Here, we reported the sequence of the ITS1-5.8S-ITS2 rRNA region for E. gingivalis ST1, which has not been reported previously. We also reported a new Entamoeba variant sampled from the oral cavity, named “kamaktli variant,” which is closely related to E. gingivalis. At this time, we do not have biological or morphological data of this amoeba species that would allow comparisons with previously described Entamoeba species.

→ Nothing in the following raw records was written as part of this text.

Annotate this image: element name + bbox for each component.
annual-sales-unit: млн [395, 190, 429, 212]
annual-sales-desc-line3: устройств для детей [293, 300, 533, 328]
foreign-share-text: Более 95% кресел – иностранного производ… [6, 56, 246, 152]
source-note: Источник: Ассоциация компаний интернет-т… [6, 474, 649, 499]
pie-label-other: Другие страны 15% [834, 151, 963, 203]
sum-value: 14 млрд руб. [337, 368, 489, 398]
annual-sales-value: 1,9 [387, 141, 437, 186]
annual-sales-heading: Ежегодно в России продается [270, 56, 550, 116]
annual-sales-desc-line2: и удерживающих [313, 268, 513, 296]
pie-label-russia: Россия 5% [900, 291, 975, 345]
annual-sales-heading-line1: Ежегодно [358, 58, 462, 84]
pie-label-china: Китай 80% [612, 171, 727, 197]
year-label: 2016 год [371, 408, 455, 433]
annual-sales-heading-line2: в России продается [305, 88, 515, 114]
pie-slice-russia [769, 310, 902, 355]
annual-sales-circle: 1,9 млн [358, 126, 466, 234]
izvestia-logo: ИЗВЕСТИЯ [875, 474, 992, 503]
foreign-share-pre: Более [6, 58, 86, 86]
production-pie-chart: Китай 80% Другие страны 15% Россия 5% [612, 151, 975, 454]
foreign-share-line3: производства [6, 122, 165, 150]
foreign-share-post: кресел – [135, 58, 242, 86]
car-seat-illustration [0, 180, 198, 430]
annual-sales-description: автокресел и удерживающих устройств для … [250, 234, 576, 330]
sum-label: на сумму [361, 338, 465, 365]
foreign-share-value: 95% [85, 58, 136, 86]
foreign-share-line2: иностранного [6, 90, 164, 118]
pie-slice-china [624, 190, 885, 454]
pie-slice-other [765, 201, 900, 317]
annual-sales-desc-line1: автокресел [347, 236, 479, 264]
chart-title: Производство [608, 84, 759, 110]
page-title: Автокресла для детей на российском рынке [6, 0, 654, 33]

This research provides evidence of an oral amoeba, kamaktli variant, that has not been previously described; it is similar to but distinct from E. gingivalis ribodeme-2 (Clark and Diamond 1997). Kamaktli variant was identified in oral cavity samples; although it shares an ecological niche with E. gingivalis ST1, it represents a distinct organism. Molecular characterization and phylogenetic analyses indicate that kamaktli variant represents a distinct organism to E. gingivalis ST1, although there is no consensus regarding the definition of new species according to the molecular divergences of ribosomal gene sequences that are used for species identification (Verweij et al. 2001). The present study revealed that at least two different Entamoeba parasites can be found in the oral cavity. However, as Stensvold et al. (2011) proposed, the assignment of formal taxonomic names should wait until morphological data are available. Thus, we propose the identification of a new E. gingivalis subtype, E. gingivalis ST2-kamaktli variant.